Kids do it too: “I need a cookie!" – as if they will faint without the nutrition contained within the chocolate chip. And "I need the Lala Loopsy," because Christmas will be ruined, if she doesn't have it.
Of course, the truth is that we don’t need this stuff. Yet our minds do such a good job of convincing ourselves of this need that we aren’t always so thankful in perceived need. We aren't thankful because our house isn't as nice as our neighbors, our family isn't as polite, and our job isn't as fun.
And if we aren't that thankful when we have perceived need, what does that mean for when we have...
3) Real Need.
You need help in order to pay the rent. You need transportation. You need food. Thanksgiving for people in real need may be a bowl of Ramen with some Heinz Ketchup packets ketchup on top and a can of cold meat.
It is very difficult to be content when you are in real need. When your stomach is growling from hunger, when your legs are tired from walking everywhere, when your eyes are bloodshot red from staying up and working hard.
What kind of circumstance was Paul in when he wrote the letter to the Philippians?
One would expect him to have been 'without need.' It's easy to talk big about being thankful when you have everything you need.
He was in jail.
In other words, Paul was in real need!
Yet, you saw how he reacted. If these verses don’t convince you, read Philippians 4:4 when you have a chance. That says, “Rejoice in the LORD always, I will say it again rejoice!”
How could someone in jail be so thankful?
It wasn’t because he was looking back. Dwelling on memories of times past with the Philippians. While that may temporarily put a smile on a face, and certainly it will for ours too, it only lasts so long as life doesn’t happen!
At some point, you have to realize that you no longer own that 84 Mustang convertible that you loved so much. Remembering a full belly food coma from a Thanksgiving past will not fill your belly in this year’s Thanksgiving.
The secret to contentment is not looking back. Nor is the secret to contentment looking forward.
Paul didn’t just think: “I’m sure I’ll be out of this jam soon. Chin up!” That works for awhile, until a soldier jingling some keys snapped him back to the reality of his situation.
To be fair, there is something to be said for positive thinking in the future. It’s good to have goals. “I plan on having my own house. I plan on having my debts paid.” Good things.

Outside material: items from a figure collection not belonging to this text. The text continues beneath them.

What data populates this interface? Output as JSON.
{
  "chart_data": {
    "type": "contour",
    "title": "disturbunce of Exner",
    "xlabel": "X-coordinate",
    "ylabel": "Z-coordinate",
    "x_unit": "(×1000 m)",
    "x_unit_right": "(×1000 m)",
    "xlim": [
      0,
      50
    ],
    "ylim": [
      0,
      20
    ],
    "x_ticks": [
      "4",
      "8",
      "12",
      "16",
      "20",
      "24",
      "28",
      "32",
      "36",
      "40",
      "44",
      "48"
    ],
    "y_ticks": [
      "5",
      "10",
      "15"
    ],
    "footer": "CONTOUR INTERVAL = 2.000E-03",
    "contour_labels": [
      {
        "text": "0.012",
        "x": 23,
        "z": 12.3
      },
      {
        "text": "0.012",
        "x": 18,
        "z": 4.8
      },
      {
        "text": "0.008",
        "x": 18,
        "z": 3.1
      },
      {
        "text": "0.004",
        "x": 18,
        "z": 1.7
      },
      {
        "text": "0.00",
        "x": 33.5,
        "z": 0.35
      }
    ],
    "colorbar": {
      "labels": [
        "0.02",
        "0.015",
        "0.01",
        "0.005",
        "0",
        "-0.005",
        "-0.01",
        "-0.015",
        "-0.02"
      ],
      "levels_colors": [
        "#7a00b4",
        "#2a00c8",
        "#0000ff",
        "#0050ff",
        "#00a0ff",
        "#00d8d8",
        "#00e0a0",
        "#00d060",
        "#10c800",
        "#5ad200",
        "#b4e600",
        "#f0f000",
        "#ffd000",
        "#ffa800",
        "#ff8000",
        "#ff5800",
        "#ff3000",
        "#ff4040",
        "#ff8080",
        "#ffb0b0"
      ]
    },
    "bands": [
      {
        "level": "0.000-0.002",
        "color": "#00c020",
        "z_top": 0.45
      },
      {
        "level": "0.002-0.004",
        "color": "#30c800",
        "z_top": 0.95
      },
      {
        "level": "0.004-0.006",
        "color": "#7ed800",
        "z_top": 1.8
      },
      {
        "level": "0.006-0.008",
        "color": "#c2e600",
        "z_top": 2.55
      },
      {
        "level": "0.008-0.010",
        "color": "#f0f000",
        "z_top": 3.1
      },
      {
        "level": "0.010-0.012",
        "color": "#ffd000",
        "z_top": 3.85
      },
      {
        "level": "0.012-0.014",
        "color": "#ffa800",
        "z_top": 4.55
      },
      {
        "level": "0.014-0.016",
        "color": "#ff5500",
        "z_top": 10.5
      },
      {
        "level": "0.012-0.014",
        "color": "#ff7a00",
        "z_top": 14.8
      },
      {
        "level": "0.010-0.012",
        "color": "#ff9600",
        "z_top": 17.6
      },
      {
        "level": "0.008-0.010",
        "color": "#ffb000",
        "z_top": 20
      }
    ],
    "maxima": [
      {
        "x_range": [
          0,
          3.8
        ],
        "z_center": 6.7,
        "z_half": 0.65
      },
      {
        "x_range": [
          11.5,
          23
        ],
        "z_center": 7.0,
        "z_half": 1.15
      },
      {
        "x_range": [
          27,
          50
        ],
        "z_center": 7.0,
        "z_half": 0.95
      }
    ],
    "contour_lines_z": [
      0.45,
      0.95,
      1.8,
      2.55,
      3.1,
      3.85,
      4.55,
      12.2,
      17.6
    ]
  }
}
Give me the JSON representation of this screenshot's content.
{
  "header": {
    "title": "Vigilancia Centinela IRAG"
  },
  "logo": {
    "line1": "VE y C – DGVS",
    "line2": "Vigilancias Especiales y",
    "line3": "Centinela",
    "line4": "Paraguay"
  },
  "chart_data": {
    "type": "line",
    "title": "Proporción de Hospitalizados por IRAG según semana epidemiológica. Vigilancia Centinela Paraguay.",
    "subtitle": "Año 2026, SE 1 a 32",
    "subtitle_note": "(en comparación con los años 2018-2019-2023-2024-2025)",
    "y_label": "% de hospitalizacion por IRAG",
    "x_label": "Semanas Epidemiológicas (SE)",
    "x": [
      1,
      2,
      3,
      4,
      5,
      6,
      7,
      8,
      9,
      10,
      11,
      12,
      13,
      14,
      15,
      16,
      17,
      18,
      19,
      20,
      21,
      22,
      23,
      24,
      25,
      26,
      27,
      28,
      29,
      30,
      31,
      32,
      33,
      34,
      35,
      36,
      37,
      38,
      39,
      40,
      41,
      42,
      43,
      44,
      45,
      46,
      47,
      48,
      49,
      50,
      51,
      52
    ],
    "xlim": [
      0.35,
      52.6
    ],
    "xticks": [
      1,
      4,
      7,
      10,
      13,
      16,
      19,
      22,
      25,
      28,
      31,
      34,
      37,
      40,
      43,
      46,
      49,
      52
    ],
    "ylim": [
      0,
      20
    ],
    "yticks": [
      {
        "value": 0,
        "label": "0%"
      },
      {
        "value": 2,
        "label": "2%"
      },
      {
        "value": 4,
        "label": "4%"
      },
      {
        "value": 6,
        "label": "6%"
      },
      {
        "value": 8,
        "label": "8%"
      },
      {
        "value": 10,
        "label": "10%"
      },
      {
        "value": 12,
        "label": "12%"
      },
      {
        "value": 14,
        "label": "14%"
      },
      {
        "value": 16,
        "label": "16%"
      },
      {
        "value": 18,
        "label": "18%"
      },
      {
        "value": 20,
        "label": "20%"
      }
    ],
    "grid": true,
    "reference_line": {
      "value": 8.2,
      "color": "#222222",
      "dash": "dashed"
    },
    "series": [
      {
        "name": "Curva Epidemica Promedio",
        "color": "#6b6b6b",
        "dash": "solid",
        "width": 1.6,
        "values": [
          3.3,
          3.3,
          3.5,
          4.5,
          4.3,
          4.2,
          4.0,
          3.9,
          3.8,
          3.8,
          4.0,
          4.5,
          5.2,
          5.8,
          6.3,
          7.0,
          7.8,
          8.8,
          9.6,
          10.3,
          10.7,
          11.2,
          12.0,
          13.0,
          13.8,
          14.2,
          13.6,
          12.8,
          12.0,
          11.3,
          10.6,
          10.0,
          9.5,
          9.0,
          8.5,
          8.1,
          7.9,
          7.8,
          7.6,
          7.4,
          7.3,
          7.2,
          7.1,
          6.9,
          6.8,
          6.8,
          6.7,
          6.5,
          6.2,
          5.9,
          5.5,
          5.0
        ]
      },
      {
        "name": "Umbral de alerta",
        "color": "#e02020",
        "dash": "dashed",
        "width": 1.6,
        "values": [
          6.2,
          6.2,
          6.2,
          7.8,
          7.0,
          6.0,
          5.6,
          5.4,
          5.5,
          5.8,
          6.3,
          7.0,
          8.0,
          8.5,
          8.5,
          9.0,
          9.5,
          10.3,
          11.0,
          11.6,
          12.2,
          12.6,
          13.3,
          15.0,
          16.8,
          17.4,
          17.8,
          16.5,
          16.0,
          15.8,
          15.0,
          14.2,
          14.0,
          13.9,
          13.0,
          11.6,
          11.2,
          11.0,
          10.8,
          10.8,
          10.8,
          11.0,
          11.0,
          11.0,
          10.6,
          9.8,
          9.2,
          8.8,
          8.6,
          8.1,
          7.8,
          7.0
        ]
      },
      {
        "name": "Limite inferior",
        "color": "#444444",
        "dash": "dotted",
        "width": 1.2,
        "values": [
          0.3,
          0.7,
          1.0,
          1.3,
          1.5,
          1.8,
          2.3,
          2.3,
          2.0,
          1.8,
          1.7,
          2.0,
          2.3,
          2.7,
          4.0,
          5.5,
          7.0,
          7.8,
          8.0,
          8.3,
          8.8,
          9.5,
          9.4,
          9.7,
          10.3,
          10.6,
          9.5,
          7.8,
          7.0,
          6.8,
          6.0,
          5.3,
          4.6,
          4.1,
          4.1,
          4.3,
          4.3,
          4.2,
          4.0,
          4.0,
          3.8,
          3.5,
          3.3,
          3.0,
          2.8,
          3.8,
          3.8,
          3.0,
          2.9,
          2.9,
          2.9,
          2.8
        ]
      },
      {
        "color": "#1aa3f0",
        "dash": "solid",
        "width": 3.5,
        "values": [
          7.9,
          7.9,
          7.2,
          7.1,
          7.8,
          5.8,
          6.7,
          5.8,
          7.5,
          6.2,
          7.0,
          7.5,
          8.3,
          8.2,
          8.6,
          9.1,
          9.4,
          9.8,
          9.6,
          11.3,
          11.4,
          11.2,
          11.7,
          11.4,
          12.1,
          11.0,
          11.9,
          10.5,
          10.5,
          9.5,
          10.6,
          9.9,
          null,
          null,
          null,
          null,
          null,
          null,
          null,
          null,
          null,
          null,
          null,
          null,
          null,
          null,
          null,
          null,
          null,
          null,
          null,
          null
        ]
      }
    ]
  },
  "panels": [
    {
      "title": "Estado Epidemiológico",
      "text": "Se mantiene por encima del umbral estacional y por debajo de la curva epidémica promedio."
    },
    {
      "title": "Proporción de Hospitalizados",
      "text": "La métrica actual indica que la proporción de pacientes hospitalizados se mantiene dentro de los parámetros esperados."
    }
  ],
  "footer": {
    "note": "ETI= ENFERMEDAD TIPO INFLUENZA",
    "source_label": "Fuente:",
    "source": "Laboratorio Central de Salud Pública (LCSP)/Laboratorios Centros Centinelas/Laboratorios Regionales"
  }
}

But if that’s our source of contentment, what happens when we never get there? At some point you feel worse off than you are now!
And if you do get there, don’t be surprised to find the “perceived needs” to kick in. “Actually, I need a bigger house.” “Actually, I want to be out of debt and rolling in money.”
The secret to contentment is not looking forward either.
Listen to what Paul says, “I can do all things through Him who gives me strength.”
In other words, Paul found contentment from looking up.
Because what do you find when you look up? The God who provides all things. He takes care of our earthly needs. He takes care of our earthly wants. He has an endless supply of food, drink, clothing, and shelther.
Beyond that, he gives us what no one else can: forgiveness of sins, eternal life, and the promise of spending eternity with him in the glorious riches of heaven!
When your focus is upwards, it doesn’t matter where you are int his life. Whether whether well fed or hungry, whether living in plenty or in want…in any and every situation, you are content.
Content to be forgiven.
Content to be God’s child.
Content to be in God’s good graces.
So, how will your Thanksgiving weekend play out? I suppose it depends on the circumstances.
As look up, you will be reminded of your circumstances: Jesus loves you. You have a Savior. You are blessed.
Circumstantially, you couldn’t be in a better place.